What I find interesting is we talk about how poorly we're doing and DON'T emulate the countries who score better than us. We have this delusion that our way is the best way in spite of us not scoring well. Why are we reinventing the wheel? Doesn't it make sense to do what those who are successful do?
In any case, I teach students from all over the world, and I am absolutely confident that the US is way ahead of most countries, developed or not. However, we emphasize different things. We obsess over perfection of an antiquated spelling system to the point where kids can't learn to read in a reasonable amount of time because the system is too complex. The process is much easier in countries where the words are spelled according to how they sound, and there is only one letter per sound. We waste tons of time teaching essay writing, when most countries around the world completely disregard this.

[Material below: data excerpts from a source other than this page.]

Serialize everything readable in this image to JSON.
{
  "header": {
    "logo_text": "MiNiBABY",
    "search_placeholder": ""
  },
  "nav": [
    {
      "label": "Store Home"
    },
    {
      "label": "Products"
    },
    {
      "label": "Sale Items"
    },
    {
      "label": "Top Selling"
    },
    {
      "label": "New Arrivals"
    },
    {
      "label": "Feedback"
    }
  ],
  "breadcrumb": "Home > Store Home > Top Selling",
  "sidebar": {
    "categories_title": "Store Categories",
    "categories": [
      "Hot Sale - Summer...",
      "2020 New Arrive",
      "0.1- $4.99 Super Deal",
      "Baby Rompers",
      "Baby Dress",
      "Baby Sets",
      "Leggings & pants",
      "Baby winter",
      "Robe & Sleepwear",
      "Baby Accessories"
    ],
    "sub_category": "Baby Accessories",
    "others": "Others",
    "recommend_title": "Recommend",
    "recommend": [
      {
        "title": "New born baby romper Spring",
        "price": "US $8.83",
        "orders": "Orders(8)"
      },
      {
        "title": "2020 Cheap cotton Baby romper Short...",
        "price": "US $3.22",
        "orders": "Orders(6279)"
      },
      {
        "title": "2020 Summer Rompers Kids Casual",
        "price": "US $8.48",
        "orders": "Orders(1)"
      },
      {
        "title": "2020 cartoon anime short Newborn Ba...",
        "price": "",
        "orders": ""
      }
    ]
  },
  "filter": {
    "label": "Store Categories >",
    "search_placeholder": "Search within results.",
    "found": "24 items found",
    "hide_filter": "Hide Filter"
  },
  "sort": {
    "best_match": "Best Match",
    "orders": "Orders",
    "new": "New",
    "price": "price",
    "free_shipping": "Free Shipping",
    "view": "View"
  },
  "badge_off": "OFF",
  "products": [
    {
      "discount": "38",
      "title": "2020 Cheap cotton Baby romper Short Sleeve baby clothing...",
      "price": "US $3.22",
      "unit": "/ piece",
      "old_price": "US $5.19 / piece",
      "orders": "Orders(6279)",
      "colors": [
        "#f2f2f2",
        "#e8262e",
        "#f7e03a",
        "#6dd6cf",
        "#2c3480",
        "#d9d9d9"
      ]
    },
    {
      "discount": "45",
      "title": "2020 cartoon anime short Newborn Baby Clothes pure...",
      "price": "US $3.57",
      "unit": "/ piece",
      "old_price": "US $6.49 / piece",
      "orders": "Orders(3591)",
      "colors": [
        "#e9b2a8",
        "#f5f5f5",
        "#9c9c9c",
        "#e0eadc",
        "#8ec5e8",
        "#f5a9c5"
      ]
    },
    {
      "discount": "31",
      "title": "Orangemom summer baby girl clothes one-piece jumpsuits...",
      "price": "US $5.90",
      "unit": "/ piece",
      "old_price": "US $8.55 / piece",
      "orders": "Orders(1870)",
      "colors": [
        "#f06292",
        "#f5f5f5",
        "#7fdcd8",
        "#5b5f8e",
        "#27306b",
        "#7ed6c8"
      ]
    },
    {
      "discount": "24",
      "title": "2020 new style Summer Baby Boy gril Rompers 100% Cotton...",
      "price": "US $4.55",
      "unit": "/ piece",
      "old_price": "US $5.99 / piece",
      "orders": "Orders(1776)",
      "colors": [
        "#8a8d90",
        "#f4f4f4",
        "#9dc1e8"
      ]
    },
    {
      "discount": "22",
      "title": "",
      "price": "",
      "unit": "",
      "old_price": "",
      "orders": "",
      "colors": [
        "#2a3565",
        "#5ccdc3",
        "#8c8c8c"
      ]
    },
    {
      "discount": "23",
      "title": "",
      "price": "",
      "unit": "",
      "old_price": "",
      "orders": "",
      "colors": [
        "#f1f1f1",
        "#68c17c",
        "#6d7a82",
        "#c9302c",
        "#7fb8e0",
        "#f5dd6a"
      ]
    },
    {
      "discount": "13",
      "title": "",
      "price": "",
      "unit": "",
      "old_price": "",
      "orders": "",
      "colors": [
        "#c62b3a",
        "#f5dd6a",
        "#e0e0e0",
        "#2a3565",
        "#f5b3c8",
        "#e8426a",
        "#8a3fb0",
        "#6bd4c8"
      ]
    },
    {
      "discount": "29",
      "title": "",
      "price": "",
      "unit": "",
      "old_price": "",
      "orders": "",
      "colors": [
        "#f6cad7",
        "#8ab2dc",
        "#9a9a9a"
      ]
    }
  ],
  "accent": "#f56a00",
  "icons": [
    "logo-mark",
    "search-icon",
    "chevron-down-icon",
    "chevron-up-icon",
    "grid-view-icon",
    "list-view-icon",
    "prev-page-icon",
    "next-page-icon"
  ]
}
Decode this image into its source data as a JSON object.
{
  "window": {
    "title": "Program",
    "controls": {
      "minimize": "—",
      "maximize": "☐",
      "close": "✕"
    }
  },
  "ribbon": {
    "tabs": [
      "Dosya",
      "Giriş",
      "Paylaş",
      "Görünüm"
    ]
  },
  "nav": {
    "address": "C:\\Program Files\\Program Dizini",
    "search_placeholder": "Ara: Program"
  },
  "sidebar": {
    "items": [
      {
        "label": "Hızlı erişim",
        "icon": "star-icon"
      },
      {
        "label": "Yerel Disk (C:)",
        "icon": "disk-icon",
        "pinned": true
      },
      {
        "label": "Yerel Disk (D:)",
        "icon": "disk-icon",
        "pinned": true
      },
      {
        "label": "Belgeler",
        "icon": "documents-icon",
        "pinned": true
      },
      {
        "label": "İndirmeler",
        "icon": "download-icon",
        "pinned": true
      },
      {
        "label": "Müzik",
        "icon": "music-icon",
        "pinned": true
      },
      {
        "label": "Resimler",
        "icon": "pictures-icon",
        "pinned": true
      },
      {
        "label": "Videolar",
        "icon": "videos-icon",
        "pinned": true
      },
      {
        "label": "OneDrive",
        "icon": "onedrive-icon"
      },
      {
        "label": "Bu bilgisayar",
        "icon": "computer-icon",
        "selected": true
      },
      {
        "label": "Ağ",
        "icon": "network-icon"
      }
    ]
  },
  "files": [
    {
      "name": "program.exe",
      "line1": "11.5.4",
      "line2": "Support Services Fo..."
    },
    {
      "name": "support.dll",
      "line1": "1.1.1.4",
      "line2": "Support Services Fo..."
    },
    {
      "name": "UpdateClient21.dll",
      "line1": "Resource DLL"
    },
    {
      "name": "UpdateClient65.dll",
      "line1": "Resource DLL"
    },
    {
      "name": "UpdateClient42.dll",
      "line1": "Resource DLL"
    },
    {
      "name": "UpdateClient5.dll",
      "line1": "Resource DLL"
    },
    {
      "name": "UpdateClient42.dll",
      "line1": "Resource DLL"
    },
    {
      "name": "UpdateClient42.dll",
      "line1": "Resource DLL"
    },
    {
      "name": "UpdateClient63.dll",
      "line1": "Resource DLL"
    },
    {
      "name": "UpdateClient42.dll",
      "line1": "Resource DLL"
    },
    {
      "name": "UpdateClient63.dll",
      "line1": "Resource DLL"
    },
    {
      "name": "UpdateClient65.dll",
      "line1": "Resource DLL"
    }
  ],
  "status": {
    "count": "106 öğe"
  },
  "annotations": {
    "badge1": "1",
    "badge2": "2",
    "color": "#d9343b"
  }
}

We DON'T teach grammar and punctuation, even though we complain piteously and continuously about how bad all the grammar and punctuation is. We waste years of students' time teaching "social studies" in a way that makes little sense to the rest of the world (in my state kids currently spend an entire year studying the country of Mali, and another studying the eating habits of little known Native Americans). But they get only the most cursory introduction to the current government and legal system, and almost no education in anything beyond the USA.
On the other hand, international students are even more ignorant than ours, not counting maybe three or four Western European countries. I have had international students insist that they don't use periods because their language doesn't have any (but it does). Most don't even understand the concept of citing a source, and their cheating is so pathetically obvious that I wonder if they think I am stupid.
Although, I think these studies measure the US inaccurately. In a lot of places around the world, poor students don't go to school. They go work in the factories at the age of 10 and therefore aren't tested on many international tests. The poor kids here in the U.S. often don't have parents who give a damn about their education and therefore struggle in school.